Open the Door to Greener Living…
Incorporating the Green Life

Every day you hear the word “green” tossed around as a marketing buzzword.
It’s true, there are companies that slap the green label on a bottle, with the sole purpose of selling more to their target consumer (the consumer that wants to feel better about the purchases they make and their impact on the environment).
But there are also corporations that truly care about the environment and incorporate green living into their everyday and long term practices.
Recently, the trend has been increasing exponentially for companies to use what they call “ecolabels”—essentially a stamp recognizing that they are green.
However, consumers are easily lured into purchasing “green” products from non-green companies because some companies have their own ecolabels that they affix to their merchandise specifying that they are green according to … well, themselves.
Some of these companies actually come out with an occasional green product for the consumer, but they don’t use environmentally friendly practices to manufacture goods or socially responsible practices to run their companies.
For example, take the latest popular line of household cleaners, “Clorox Greenworks.” Clorox really is dedicated to their consumer, but are they dedicated to actually sustainable living?
Their organization has a line of green cleaners to target a particular market, but the rest of their cleaners are manufactured the way they always have been (for their other markets). This is not a company that focuses on green as a function of their values, but rather green as a function of their markets. Adept marketing to enforce their green strategy takes care of the fact that the company itself is not necessarily sustainable.
On the other hand, take a look a Burt’s Bees, a company where their founder is currently living in a refurbished turkey coop, to save energy, and live sustainably. Perhaps the coop lifestyle is a bit extreme, but Burt’s Bees has phenomenal environmental practices. They started locally with all natural and local products manufactured on a small scale.
And before the boom of green marketing even came about, they established their business with green products and a sustainable strategy. Today, they import some of the bees wax from Africa, due to the mass quantities they use for development, but by 2020, they plan on being 100% natural and sustainable once again.
Another new market for sustainability and environmentally friendly practices is the non-profit sector. Medical Teams International (formerly Northwest Medical Teams), works world-wide in disaster locations to serve people. They are dedicated to helping people in some of the poorest nations in the world survive natural disasters and in times of war and displacement.
How do they do this so effectively? Through sustainability. Medical Teams International focuses much of their business efforts on creating a sustainable environment, by which they teach people in the locations they are serving the practices that they came to help with. Then the people being assisted may turn around and help others in their home country. In addition to this form of sustainability, though, this non-profit uses environmentally sustainable practices to reduce waste and recycle as much as they can.

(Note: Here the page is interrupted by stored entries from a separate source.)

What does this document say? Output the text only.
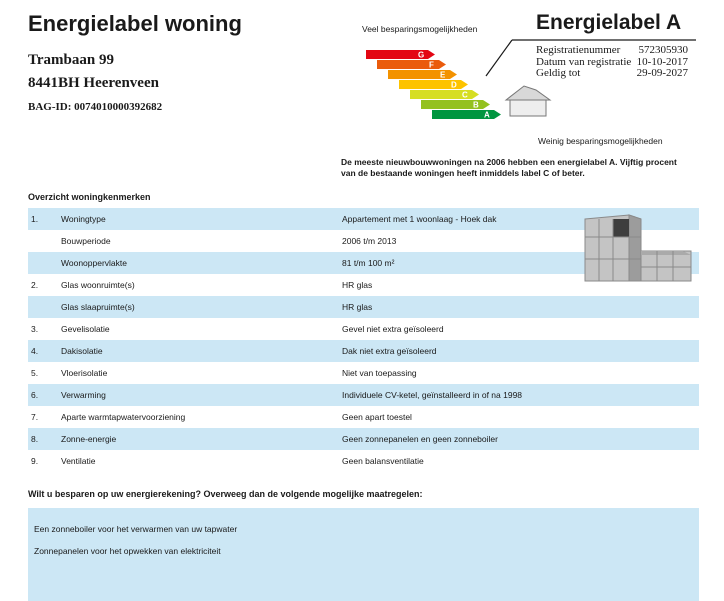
Energielabel woning
Trambaan 99
8441BH Heerenveen
BAG-ID: 0074010000392682
Veel besparingsmogelijkheden
G
F
E
D
C
B
A
Weinig besparingsmogelijkheden
Energielabel A
Registratienummer	572305930
Datum van registratie 10-10-2017
Geldig tot	29-09-2027
De meeste nieuwbouwwoningen na 2006 hebben een energielabel A. Vijftig procent van de bestaande woningen heeft inmiddels label C of beter.
Overzicht woningkenmerken
1.	Woningtype	Appartement met 1 woonlaag - Hoek dak
Bouwperiode	2006 t/m 2013
Woonoppervlakte	81 t/m 100 m²
2.	Glas woonruimte(s)	HR glas
Glas slaapruimte(s)	HR glas
3.	Gevelisolatie	Gevel niet extra geïsoleerd
4.	Dakisolatie	Dak niet extra geïsoleerd
5.	Vloerisolatie	Niet van toepassing
6.	Verwarming	Individuele CV-ketel, geïnstalleerd in of na 1998
7.	Aparte warmtapwatervoorziening	Geen apart toestel
8.	Zonne-energie	Geen zonnepanelen en geen zonneboiler
9.	Ventilatie	Geen balansventilatie
Wilt u besparen op uw energierekening? Overweeg dan de volgende mogelijke maatregelen:
Een zonneboiler voor het verwarmen van uw tapwater
Zonnepanelen voor het opwekken van elektriciteit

Their shipping site boasts some of the greatest recycling practices in the world. In order to operate, they receive millions of dollars worth of medical product donations every year. Many of the donations are broken, incomplete, or sometimes overstocked, but they use absolutely everything. If something is nearing expiration, they put it on priority. If something is broken, they have trained volunteers to fix it.
And for the various unusable parts on site, they engineer them to create whole products that can be useful. They do this with everything from wheel chairs to first aid kits. On the occasion they find something they simply cannot use, they re-recycle it to another organization. All of these practices cut cost, waste, and make a very small impact on the environment.

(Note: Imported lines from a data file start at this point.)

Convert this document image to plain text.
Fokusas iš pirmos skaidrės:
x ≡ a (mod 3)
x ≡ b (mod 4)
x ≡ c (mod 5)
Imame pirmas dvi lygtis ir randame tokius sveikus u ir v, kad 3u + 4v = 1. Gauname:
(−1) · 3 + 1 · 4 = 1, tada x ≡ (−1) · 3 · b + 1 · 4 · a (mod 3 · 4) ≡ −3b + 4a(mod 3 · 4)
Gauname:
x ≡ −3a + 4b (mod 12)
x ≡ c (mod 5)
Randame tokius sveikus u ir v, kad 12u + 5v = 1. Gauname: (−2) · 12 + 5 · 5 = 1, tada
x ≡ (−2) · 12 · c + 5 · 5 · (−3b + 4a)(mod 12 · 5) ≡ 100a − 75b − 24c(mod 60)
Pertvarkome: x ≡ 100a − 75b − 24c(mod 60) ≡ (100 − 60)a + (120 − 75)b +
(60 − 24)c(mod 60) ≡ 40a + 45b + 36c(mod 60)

So, when you are out there looking around for green products, consider the companies that you purchase from. If “going green” is an important factor in your purchases, do the research and understand what companies are “green” and what companies ecolabel solely for the purpose of marketing.
There are trusted outside businesses that work for the purpose of ecolabeling only products specially tested and approved, but primarily, it is key for you, the consumer, to be educated on your purchasing decisions and understand what it means to “incorporate” the green life.